Она добросовестно отпирает двойные двери в библиотеку. Лора делает шаг вперед и тут же, как в дешевом фарсе, два назад с дежурным воплем “Мать честная!”, который наверняка разбудил всех мертвых в Британском музее. Не веря своим глазам, она приближается к полкам, уставленным потрепанными томами от пола до потолка. Осторожно берет восемнадцатый том разрозненного тридцатитомного собрания “Британской энциклопедии” 1878 года. Открывает, с удивлением пролистнув несколько страниц, швыряет на столик и снимает с полки “Путешествия по Аравии и не только” 1908 года, тоже разрозненное собрание, стоившее (как ни странно, помню) пять шиллингов и шесть пенсов за том, один фунт за все собрание, после того как Мендель сбил цену у торговца.

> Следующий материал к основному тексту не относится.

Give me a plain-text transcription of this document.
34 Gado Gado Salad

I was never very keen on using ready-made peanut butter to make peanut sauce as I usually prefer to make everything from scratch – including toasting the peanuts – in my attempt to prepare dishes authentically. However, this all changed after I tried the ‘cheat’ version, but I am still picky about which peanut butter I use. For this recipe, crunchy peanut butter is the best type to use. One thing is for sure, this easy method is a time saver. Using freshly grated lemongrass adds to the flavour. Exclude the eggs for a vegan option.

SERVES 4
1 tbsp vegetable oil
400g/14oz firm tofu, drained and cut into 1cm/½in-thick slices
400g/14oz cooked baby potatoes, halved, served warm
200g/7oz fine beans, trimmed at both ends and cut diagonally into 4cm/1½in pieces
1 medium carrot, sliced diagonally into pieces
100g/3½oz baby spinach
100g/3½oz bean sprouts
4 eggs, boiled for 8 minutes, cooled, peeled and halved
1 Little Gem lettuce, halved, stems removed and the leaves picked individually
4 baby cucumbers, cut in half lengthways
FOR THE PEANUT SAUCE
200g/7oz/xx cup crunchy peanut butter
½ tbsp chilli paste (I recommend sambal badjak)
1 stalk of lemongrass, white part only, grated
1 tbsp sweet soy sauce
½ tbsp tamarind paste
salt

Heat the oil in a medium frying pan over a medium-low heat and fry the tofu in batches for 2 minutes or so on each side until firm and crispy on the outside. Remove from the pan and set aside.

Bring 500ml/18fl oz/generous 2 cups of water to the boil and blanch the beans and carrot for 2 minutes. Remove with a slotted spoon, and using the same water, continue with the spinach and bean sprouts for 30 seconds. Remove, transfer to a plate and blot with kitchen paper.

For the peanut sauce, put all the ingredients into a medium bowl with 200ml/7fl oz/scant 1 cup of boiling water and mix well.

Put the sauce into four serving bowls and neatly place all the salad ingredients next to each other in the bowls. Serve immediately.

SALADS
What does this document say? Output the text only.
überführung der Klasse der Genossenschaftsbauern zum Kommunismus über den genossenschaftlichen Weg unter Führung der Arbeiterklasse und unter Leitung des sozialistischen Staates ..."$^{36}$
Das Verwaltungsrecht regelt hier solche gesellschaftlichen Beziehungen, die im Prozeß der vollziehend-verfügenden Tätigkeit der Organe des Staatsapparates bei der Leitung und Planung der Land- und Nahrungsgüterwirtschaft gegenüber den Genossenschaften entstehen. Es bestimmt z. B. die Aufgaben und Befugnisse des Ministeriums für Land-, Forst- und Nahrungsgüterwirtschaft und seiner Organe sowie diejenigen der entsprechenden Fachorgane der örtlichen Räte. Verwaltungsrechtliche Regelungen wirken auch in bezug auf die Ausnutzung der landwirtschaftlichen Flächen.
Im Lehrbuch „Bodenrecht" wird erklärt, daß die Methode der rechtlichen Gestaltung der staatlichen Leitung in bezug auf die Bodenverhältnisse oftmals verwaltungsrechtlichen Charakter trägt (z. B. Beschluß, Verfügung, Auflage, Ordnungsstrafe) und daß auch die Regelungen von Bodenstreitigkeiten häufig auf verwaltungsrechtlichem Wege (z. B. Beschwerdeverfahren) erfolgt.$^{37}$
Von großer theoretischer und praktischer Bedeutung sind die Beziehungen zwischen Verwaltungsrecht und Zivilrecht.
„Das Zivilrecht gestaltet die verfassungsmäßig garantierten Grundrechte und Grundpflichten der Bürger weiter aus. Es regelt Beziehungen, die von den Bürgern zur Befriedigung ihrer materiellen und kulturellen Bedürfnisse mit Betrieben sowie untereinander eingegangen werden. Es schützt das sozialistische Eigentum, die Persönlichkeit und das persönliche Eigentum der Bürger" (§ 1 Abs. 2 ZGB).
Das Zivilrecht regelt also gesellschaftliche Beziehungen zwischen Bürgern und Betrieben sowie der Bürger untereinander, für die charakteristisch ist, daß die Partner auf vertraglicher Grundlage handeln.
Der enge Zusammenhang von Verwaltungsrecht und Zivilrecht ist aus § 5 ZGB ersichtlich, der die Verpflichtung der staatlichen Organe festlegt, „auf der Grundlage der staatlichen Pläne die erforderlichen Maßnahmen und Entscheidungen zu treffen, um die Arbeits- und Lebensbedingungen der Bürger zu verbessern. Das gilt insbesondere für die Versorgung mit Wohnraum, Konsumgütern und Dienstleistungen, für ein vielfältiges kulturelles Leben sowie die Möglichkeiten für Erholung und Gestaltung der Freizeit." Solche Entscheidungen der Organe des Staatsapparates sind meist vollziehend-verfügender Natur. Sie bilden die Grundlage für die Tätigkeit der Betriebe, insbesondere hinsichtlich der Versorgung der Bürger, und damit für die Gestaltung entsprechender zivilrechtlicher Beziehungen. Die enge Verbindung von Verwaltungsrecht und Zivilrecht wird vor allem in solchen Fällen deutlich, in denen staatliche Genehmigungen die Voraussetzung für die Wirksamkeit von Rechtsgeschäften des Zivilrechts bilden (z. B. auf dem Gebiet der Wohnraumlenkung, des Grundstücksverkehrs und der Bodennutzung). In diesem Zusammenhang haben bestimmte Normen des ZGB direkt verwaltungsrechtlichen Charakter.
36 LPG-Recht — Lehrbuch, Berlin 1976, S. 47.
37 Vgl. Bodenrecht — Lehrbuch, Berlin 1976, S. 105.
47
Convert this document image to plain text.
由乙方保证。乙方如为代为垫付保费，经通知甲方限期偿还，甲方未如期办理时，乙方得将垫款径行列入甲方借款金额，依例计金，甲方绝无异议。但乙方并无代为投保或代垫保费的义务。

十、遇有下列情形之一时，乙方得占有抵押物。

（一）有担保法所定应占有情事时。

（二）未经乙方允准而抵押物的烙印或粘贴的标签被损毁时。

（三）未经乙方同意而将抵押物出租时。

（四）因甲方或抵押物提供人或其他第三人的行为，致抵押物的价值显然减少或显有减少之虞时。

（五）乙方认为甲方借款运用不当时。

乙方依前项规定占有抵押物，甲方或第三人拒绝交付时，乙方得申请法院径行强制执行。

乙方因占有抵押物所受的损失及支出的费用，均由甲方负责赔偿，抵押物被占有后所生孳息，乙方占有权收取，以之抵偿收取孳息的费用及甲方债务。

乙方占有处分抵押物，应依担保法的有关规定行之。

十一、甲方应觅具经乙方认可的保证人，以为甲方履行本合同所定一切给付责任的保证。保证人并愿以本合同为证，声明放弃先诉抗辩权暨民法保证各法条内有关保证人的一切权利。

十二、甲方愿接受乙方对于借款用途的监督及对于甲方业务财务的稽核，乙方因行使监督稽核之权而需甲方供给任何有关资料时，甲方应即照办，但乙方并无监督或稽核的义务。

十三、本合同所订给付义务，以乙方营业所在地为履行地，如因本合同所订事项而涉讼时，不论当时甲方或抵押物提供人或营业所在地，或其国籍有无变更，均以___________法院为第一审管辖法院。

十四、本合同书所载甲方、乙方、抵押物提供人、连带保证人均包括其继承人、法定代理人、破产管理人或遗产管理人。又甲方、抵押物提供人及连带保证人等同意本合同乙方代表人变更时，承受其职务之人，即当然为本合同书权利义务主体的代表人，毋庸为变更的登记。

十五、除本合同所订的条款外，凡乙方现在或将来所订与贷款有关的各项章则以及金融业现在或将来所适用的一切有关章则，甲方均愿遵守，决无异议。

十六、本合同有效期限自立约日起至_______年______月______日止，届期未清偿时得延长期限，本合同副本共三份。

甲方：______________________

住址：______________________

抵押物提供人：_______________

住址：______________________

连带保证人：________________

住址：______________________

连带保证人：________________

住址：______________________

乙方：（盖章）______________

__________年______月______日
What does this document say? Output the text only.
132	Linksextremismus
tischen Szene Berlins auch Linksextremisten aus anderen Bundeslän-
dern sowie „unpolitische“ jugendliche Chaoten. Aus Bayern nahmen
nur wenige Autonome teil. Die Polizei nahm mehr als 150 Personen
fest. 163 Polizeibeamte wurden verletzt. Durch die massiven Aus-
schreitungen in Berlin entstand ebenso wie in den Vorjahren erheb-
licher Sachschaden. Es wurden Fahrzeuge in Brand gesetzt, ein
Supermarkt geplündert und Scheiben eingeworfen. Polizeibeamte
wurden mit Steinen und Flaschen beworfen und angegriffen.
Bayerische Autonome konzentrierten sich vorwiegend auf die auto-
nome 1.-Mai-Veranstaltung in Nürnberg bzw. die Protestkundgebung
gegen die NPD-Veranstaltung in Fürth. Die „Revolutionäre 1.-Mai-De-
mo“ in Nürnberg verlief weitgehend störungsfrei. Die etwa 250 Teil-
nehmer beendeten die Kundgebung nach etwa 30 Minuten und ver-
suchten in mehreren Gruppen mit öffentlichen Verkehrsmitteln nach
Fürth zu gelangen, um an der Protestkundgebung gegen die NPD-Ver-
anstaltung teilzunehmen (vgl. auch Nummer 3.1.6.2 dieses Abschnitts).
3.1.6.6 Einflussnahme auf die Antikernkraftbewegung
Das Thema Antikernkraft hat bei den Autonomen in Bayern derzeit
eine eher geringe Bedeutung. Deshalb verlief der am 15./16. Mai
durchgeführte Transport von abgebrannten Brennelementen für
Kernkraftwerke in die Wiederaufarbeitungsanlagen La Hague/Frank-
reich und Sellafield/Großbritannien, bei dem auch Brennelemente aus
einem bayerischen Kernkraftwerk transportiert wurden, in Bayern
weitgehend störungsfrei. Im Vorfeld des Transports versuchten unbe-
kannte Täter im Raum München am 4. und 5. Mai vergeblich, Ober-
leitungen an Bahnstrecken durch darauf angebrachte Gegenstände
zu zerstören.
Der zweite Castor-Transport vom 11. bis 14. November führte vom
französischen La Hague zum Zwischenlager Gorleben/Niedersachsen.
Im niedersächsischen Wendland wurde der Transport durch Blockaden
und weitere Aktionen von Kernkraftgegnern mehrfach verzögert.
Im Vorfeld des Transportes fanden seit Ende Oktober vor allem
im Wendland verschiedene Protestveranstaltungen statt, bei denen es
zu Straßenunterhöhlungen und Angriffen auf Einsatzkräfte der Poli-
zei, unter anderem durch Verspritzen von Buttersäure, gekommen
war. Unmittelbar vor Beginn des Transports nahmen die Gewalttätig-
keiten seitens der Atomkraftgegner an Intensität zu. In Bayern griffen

– Вы мне не объясните, кто читает или читал эту белиберду? – спрашивает меня Лора.
– Все, кто был допущен к операции “Паданец” и имел на то основания.
– В каком смысле?
– Джордж Смайли считал, – я стараюсь отвечать с максимальным достоинством, – что раз уж бог не дал нам укрепленной крепости на берегу Темзы, то естественное укрытие лучше всякой физической защиты. И что если зарешеченные окна и стальной сейф лишь провоцируют местного бандита на преступление, то не родился еще такой вор, который бы мечтал о бумажном ворохе…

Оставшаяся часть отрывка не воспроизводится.